Additionally, since PUSH 0; DROP
is effectively a NOP
, ‘hijacking’ the code
at this location allows one to insert their own integer on the stack in place
of the PUSH 46
command, sneakily substituting it as an input to any
downstream processing.
I decided to investigate the behavior of specific Whitespace interpreters, discovering that they broke down into two methods for locating labels.
Method 1 Scan from the start of the file for the first occurence of the mark-label bytestring and jump.
Examples:
whitespacers/c: (c) meth0dz
Method 2 Scan from the start of the file, looking for a mark-label bytestring, but ‘parsing’ one bytestring at a time, and jumping to the first ‘standalone’ mark-label bytestring. Note that this is different than executing the program, particularly when user-input commands are present.
Examples:
whitespacers/haskell: (c) 2003 Edwin Brady
whitespacers/ruby: (c) 2003 by Wayne E. Conrad
whitespacers/perl: (c) 2003 Micheal Koelbl
threeifbywhiskey/satan
Both of these methods can be broken using valid Whitespace code:
Type A: No ‘standalone’ label exists. This breaks Method 2.
By programmer’s intent, this should print a !
before infinite .
lines.
Type B: Hidden label before ‘standalone’ label. This breaks Method 1.

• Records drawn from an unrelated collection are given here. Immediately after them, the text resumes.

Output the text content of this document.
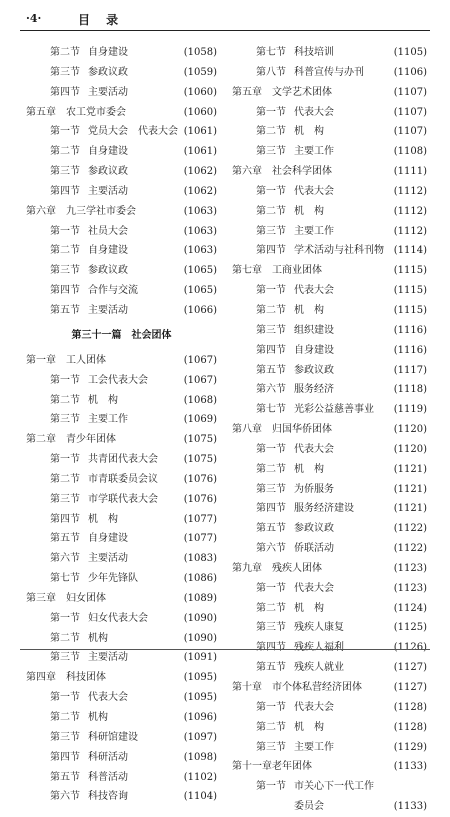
·4·	目 录
第二节 自身建设	(1058)
第三节 参政议政	(1059)
第四节 主要活动	(1060)
第五章 农工党市委会	(1060)
第一节 党员大会　代表大会 (1061)
第二节 自身建设	(1061)
第三节 参政议政	(1062)
第四节 主要活动	(1062)
第六章 九三学社市委会	(1063)
第一节 社员大会	(1063)
第二节 自身建设	(1063)
第三节 参政议政	(1065)
第四节 合作与交流	(1065)
第五节 主要活动	(1066)
第三十一篇　社会团体
第一章 工人团体	(1067)
第一节 工会代表大会	(1067)
第二节 机　构	(1068)
第三节 主要工作	(1069)
第二章 青少年团体	(1075)
第一节 共青团代表大会	(1075)
第二节 市青联委员会议	(1076)
第三节 市学联代表大会	(1076)
第四节 机　构	(1077)
第五节 自身建设	(1077)
第六节 主要活动	(1083)
第七节 少年先锋队	(1086)
第三章 妇女团体	(1089)
第一节 妇女代表大会	(1090)
第二节 机构	(1090)
第三节 主要活动	(1091)
第四章 科技团体	(1095)
第一节 代表大会	(1095)
第二节 机构	(1096)
第三节 科研馆建设	(1097)
第四节 科研活动	(1098)
第五节 科普活动	(1102)
第六节 科技咨询	(1104)
第七节 科技培训	(1105)
第八节 科普宣传与办刊	(1106)
第五章 文学艺术团体	(1107)
第一节 代表大会	(1107)
第二节 机　构	(1107)
第三节 主要工作	(1108)
第六章 社会科学团体	(1111)
第一节 代表大会	(1112)
第二节 机　构	(1112)
第三节 主要工作	(1112)
第四节 学术活动与社科刊物 (1114)
第七章 工商业团体	(1115)
第一节 代表大会	(1115)
第二节 机　构	(1115)
第三节 组织建设	(1116)
第四节 自身建设	(1116)
第五节 参政议政	(1117)
第六节 服务经济	(1118)
第七节 光彩公益慈善事业 (1119)
第八章 归国华侨团体	(1120)
第一节 代表大会	(1120)
第二节 机　构	(1121)
第三节 为侨服务	(1121)
第四节 服务经济建设	(1121)
第五节 参政议政	(1122)
第六节 侨联活动	(1122)
第九章 残疾人团体	(1123)
第一节 代表大会	(1123)
第二节 机　构	(1124)
第三节 残疾人康复	(1125)
第四节 残疾人福利	(1126)
第五节 残疾人就业	(1127)
第十章 市个体私营经济团体	(1127)
第一节 代表大会	(1128)
第二节 机　构	(1128)
第三节 主要工作	(1129)
第十一章 老年团体	(1133)
第一节 市关心下一代工作
委员会	(1133)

By programmer’s intent, this should print an infinite chain of .
lines.
This is the Type A program:
SSSTSSSSTN | Push +33 (ASCII '!')
NSNSTSTTTSN | JMP > 0101110 (label0)
NSSTTTTN | MARK: 1111 (label2)
SSSSN | PUSH 0
SNN | DROP
SSSTSTTTSN | Push +46 (ASCII '.')
TNSS | Output character
SSSTSTSN | Push +10 (ASCII '\n')
TNSS | Output character
NSNTTTTN | JMP > 1111 (label2)
Append this to turn it into the Type B program:
NSSSTSTTTSN | MARK: 0101110 (label0) (2nd time)
NSNTTTTN | JMP > 1111 (label2)
VVhitespace avoids this ambiguity by marking label definitions with a vertical
tab [VTab]
immediately before the label.
Old label: NSS TSTS N
New label: NSSV TSTS N
Since Whitespace ignores [VTab] as a comment character, and since the Whitespace VM is a superset of the VVhitespace VM, all valid VVhitespace programs are also valid Whitespace programs, though the task of locating a suitable Whitespace interpreter is left for the reader.
Quoting from the original Whitespace tutorial which I used as language reference:
The programmer is free to push arbitrary width integers onto the stack.
I have yet to find a Whitespace interpreter which successfully implements that statement.
Since I wanted to implement bitwise logic functions, this broad definition
posed a problem. For example, how many 1
s should be in the output of the
expression NOT(0)
? Should the expression NOT(0) == NOT(0)
always be true?
VVhitespace sidesteps the problem by declaring all integers to be 64-bits wide.